HighwayEnv
HighwayEnv copied to clipboard
state shape confuse
Why does KeyError: 0 appear in action=agent. select_action(state[0]["observation"]) in parking-v0?
print(state): (OrderedDict([('observation', array([0. , 0. , 0. , 0. , 0.19928808, 0.97994095])), ('achieved_goal', array([0. , 0. , 0. , 0. , 0.19928808, 0.97994095])), ('desired_goal', array([ 1.400000e-01, -1.400000e-01, 0.000000e+00, 0.000000e+00, 6.123234e-17, -1.000000e+00]))]), {'speed': 0, 'crashed': False, 'action': array([0.4141715 , 0.30013174], dtype=float32), 'is_success': False}) wwwwww OrderedDict([('observation', array([3.01843447e-06, 3.52705533e-04, 2.08092835e-02, 1.03749232e-01, 1.96656207e-01, 9.80472507e-01])), ('achieved_goal', array([3.01843447e-06, 3.52705533e-04, 2.08092835e-02, 1.03749232e-01, 1.96656207e-01, 9.80472507e-01])), ('desired_goal', array([ 1.400000e-01, -1.400000e-01, 0.000000e+00, 0.000000e+00, 6.123234e-17, -1.000000e+00]))])
print(state[0]): OrderedDict([('observation', array([0. , 0. , 0. , 0. , 0.98256134, 0.18593873])), ('achieved_goal', array([0. , 0. , 0. , 0. , 0.98256134, 0.18593873])), ('desired_goal', array([1.400000e-01, 1.400000e-01, 0.000000e+00, 0.000000e+00, 6.123234e-17, 1.000000e+00]))]) KeyError: 0
print(state[1]): {'speed': 0, 'crashed': False, 'action': array([0.46403322, 0.34900686], dtype=float32), 'is_success': False}
not sure exactly how you defined state
here, but it looks like it is a tuple containing (obs, info)

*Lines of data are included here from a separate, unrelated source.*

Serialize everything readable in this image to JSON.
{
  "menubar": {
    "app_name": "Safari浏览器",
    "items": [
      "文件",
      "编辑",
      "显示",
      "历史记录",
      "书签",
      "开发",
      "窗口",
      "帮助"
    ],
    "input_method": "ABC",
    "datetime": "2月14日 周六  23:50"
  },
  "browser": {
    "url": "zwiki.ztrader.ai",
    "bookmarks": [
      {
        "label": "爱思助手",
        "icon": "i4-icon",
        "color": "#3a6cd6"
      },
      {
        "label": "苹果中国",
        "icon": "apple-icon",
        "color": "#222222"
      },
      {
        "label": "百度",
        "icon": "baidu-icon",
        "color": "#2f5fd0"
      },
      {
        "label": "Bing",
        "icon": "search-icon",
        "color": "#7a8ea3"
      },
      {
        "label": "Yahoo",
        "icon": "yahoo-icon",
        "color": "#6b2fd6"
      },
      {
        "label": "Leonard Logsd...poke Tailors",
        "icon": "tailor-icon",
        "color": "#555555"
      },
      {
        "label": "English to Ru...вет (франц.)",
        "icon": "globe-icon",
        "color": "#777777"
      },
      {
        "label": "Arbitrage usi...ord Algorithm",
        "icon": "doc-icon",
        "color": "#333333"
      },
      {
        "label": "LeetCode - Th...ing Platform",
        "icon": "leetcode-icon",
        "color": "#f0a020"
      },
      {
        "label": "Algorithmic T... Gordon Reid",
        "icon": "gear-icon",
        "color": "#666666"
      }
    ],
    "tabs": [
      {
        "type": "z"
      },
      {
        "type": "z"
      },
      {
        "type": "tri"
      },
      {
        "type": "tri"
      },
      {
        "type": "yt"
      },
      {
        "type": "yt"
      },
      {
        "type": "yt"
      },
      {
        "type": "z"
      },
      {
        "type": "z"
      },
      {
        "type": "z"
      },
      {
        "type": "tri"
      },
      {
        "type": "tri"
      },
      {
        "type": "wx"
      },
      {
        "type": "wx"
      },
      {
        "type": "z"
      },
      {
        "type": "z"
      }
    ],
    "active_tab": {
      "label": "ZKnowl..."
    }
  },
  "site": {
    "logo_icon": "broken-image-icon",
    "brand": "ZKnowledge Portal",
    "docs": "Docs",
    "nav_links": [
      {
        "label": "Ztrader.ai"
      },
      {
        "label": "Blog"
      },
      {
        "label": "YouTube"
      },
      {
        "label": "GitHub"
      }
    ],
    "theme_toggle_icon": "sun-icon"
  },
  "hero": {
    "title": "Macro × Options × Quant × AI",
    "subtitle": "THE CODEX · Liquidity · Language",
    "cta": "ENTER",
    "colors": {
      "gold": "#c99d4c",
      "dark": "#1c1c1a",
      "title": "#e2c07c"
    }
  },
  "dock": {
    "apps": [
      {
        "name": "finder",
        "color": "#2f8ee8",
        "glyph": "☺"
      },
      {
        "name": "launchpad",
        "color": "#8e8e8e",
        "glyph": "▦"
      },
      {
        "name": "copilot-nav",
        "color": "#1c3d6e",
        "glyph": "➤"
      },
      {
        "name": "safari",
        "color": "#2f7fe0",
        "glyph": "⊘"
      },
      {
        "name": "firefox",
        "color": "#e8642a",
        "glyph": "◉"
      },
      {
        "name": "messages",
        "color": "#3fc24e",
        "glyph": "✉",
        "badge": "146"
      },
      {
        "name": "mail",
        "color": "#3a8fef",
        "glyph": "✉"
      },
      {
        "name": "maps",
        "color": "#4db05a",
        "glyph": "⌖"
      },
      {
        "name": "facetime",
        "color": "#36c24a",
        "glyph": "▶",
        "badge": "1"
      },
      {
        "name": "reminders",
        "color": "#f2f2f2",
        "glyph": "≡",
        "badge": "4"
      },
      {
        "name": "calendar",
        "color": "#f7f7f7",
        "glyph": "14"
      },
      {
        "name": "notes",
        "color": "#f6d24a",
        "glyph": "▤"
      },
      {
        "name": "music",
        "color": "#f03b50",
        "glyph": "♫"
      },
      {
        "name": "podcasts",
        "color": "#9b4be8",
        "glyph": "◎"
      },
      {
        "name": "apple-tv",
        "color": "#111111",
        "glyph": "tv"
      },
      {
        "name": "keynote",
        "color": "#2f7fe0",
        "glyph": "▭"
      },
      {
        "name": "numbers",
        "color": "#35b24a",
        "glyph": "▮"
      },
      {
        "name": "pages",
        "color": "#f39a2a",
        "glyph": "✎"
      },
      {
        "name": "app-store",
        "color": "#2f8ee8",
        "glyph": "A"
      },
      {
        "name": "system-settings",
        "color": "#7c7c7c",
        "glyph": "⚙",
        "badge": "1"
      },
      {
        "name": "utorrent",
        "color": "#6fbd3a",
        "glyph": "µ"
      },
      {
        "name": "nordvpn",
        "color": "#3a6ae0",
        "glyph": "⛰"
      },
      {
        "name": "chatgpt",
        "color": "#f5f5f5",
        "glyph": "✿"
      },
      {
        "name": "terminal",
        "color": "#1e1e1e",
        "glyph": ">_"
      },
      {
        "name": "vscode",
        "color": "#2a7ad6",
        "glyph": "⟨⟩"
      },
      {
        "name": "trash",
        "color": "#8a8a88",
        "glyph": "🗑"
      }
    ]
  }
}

(for instance, returned by env.reset()
.
so state[0] should get you the observation, and state[1] the info (or just unpack: obs, info = state
, or obs, info = env.reset()
directly)
And once you have your observation, it contains the agent 'observation'
but also the 'desired_goal'
and 'achieved_goal'
. You should probably feed the first two (obs and desired goal) to the policy.